Выключаю зажигание. Винт еще крутится, а я уже на земле. Механик Веденеев тискает меня в своих объятиях.

- Когда все сели, а тебя нет!.. Я уж, Ленька, подумал недоброе,- сказал он, радуясь нашему возвращению.

- Зря. Не родился еще тот враг, который убьет меня! - ответил я, хохоча от радости. Не сговариваясь, мы нырнули под плоскость. Было интересно увидеть, что же натворил вражеский крупнокалиберный снаряд?

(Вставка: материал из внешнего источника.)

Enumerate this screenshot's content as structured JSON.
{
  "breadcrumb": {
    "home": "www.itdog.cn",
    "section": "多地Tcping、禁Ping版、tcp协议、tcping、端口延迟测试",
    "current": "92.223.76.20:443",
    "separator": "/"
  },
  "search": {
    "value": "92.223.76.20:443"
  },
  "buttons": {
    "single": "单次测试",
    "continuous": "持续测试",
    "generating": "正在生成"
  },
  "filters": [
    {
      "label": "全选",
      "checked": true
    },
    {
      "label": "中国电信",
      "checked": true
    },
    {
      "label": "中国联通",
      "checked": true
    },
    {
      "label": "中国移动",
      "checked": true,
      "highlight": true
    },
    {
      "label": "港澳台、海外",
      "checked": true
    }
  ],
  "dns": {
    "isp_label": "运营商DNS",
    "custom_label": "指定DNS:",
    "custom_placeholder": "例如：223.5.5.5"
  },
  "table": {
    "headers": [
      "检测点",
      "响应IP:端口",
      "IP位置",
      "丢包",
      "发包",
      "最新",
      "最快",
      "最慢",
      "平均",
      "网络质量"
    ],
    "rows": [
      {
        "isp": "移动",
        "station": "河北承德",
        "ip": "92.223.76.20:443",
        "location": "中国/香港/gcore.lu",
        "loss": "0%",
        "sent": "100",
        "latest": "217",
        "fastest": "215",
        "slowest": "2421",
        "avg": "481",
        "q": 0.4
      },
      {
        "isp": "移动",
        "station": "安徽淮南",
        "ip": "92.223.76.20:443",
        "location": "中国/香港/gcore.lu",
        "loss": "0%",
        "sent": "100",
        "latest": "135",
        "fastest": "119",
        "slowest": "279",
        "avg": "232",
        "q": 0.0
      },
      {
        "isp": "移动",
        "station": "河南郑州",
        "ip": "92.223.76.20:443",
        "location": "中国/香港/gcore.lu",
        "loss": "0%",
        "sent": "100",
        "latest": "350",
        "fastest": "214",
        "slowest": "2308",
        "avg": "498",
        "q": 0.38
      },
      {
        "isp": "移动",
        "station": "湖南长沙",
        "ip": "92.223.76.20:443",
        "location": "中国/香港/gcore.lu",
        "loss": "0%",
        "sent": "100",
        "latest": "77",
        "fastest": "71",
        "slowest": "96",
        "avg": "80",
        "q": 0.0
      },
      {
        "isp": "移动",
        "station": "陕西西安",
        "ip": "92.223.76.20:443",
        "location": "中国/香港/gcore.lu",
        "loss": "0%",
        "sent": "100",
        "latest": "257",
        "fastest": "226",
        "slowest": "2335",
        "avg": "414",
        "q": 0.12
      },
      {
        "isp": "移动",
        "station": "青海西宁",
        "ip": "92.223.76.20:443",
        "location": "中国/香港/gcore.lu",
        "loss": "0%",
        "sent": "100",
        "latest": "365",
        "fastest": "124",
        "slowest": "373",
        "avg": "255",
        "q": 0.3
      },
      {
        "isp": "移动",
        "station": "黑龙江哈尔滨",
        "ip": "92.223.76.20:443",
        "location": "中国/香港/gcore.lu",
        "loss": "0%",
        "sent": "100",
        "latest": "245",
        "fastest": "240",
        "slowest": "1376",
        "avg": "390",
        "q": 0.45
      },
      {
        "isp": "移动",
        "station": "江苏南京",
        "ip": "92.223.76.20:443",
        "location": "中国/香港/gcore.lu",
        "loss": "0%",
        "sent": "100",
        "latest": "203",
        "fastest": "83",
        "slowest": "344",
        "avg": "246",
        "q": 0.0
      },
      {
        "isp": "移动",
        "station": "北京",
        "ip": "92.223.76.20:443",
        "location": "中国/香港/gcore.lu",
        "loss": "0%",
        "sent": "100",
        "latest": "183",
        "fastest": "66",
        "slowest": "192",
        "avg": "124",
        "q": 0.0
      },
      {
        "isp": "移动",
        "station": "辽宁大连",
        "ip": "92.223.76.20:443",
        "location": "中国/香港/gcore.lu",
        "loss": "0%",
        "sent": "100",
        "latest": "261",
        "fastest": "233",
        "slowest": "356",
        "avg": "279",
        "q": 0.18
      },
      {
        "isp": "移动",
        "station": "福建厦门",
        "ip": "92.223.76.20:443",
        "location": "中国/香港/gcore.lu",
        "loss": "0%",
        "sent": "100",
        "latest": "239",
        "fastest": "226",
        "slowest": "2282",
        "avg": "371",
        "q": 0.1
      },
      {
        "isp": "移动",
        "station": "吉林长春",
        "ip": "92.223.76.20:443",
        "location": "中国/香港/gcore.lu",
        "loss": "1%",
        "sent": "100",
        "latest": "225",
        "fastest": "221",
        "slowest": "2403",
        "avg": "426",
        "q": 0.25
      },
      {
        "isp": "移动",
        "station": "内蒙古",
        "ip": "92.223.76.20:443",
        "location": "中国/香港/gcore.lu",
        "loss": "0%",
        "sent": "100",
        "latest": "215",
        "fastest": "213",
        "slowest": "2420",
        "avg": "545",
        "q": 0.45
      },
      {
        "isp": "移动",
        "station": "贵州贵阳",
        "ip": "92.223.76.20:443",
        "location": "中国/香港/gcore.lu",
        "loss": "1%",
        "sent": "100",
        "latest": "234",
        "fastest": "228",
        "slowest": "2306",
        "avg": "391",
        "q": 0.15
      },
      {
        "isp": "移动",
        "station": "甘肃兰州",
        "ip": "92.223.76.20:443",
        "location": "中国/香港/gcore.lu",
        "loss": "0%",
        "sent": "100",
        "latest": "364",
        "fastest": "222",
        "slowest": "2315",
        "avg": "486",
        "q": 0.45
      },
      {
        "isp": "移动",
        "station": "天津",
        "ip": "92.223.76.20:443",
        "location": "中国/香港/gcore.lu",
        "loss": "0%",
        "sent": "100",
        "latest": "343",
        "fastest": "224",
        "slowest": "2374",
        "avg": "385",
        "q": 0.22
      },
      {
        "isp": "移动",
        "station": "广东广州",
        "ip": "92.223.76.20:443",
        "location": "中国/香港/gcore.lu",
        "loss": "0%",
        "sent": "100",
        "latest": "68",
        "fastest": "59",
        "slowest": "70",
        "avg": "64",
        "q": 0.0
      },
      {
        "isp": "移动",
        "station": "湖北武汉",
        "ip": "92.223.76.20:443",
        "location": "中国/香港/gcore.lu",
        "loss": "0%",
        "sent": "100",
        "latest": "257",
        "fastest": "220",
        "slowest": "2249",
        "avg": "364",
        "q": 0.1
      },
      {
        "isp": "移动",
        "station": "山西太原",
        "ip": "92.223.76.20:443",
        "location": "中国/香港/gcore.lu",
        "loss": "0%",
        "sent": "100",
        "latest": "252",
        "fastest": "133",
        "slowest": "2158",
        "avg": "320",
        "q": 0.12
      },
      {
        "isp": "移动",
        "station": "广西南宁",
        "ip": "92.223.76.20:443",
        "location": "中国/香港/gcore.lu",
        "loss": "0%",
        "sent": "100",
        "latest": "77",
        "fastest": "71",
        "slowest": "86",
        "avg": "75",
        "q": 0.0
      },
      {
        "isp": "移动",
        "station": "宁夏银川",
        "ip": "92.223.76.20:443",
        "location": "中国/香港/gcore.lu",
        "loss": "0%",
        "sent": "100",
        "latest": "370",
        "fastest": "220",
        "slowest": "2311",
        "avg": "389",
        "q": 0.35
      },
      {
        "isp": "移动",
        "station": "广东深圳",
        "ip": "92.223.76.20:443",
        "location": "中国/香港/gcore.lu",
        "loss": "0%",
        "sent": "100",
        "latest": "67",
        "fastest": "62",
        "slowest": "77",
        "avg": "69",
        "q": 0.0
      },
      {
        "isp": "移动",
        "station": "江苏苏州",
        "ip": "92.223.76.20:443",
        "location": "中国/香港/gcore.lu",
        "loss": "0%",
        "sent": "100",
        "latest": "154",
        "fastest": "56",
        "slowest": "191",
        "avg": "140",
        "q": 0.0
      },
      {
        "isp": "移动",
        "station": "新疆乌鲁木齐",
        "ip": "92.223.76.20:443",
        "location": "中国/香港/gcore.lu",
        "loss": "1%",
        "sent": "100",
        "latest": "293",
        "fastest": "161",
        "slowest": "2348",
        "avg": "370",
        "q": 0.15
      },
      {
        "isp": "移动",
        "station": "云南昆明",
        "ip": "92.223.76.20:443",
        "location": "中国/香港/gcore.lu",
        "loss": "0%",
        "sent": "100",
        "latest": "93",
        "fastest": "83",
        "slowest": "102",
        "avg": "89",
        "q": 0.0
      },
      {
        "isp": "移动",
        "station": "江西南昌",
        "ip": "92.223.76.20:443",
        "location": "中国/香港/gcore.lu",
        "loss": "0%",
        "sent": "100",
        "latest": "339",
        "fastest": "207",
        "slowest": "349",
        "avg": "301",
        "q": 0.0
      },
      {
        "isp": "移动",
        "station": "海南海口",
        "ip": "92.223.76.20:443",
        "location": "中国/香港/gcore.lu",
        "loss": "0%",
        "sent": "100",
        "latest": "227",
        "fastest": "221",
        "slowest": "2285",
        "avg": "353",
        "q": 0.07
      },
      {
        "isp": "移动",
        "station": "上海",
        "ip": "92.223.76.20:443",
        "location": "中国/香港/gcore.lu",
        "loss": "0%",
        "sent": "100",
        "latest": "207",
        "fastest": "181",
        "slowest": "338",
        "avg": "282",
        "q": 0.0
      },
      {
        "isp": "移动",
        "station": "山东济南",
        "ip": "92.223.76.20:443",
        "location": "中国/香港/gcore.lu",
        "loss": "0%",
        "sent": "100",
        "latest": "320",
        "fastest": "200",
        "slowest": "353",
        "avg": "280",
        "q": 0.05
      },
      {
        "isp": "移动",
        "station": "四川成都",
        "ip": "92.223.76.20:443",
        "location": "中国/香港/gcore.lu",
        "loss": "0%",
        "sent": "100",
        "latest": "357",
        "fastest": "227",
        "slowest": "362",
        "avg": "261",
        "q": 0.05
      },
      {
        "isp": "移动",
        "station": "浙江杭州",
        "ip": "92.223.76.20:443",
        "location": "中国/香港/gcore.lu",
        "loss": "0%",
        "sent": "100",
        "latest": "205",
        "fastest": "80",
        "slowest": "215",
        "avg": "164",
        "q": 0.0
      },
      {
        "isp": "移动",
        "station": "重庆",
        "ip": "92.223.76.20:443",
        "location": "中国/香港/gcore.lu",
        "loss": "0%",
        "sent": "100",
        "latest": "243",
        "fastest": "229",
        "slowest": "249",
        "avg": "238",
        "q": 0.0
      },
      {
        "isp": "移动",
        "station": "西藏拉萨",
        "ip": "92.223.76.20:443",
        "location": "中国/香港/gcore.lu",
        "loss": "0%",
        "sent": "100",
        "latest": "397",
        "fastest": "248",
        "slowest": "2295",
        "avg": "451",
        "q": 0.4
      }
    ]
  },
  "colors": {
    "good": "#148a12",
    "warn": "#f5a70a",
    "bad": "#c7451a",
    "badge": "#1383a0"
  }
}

То, что мы увидели, заставило меня застыть в изумлении. От переднего лонжерона до заднего, снизу крыла обшивки не было примерно на четверть его длины. Тяга щитков, проходящая по заднему лонжерону, была совершенно голенькая. И тут я понял, какую сделал промашку, выпустив перед посадкой щитки. Ведь окажись тяга поврежденной или хотя бы погнутой, левый щиток не выпустился бы. И самолет мгновенно свалился бы в левый штопор. Это был бы полный "привет"! А ведь и без щитков можно было нормально сесть, только скорость посадки была бы больше, на 20 километров в час. На такой пустяковой моей недодумке мы могли бы... Сверху крыла эта метровая пробоина уже не выглядела такой страшной после того, что мы обнаружили снизу.